This creates a difficult fee dynamic. On this flow, MetaMask charged its own swap fee while users were also exposed to manipulated quotes from the pool. Based on the observed pool output versus user-received amounts, MetaMask’s fee measured approximately 0.981%, compared with a stated rate of roughly 0.875%.

Across the $5.88 million toxic MetaMask flow, MetaMask’s fee accounted for approximately $51,460 to $57,698. The gross quote overstatement against users was approximately $29,071, while the attacker’s estimated realized amount was roughly $4,303.

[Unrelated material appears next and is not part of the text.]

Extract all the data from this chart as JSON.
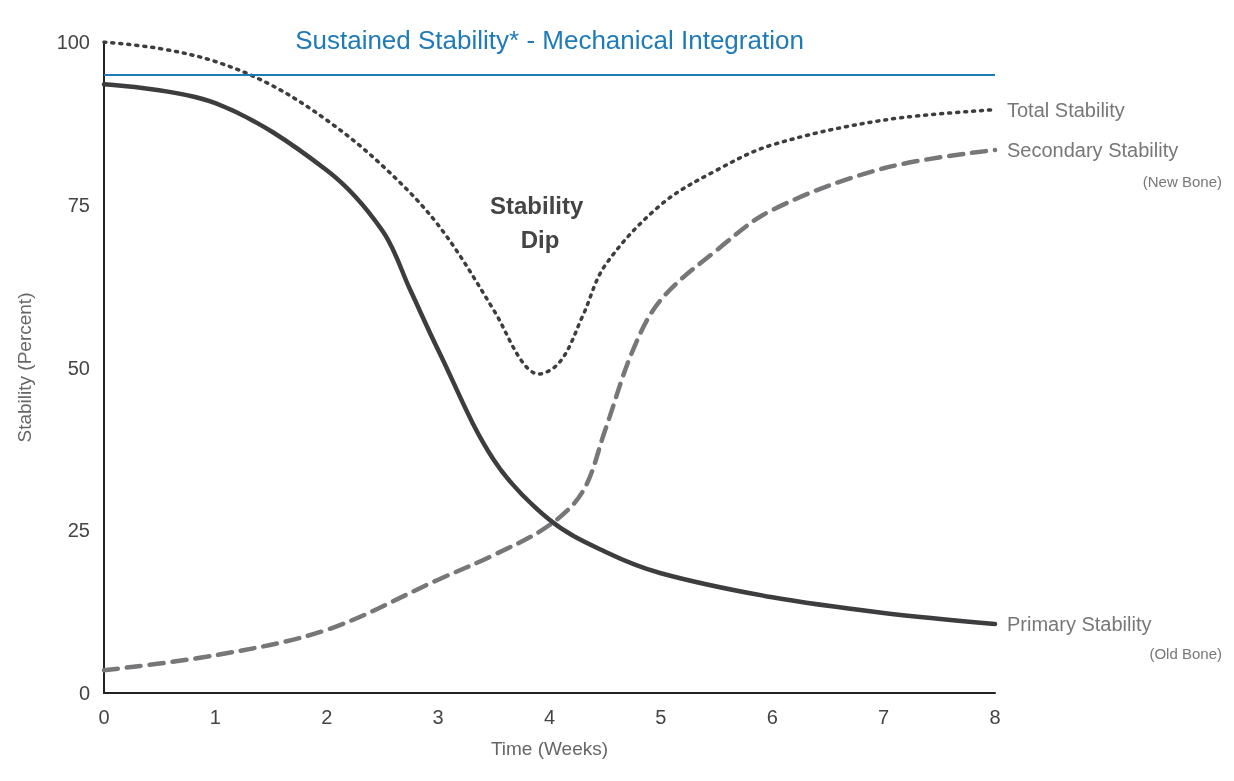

For wallets, aggregators, and apps, execution integrity directly affects user outcomes, fee fairness, support burden, and trust.

The liability question

None of this is legal advice; exposure depends on jurisdiction, product structure, terms, and how quotes are presented. But toxic pools clearly create a product (and legal) risk category for any team that surfaces execution paths.

When an interface displays an expected output, users reasonably read it as a credible representation of what the transaction can deliver. If the route won selection because a pool manipulated the quote environment, teams face reimbursement pressure, support burden, eroded trust, scrutiny of their quote methodology, and, depending on jurisdiction, consumer-protection or disclosure risk.

The relevant question isn't whether the pool was malicious in isolation, but whether the product presenting the quote had reasonable safeguards against routes structurally incapable of delivering it.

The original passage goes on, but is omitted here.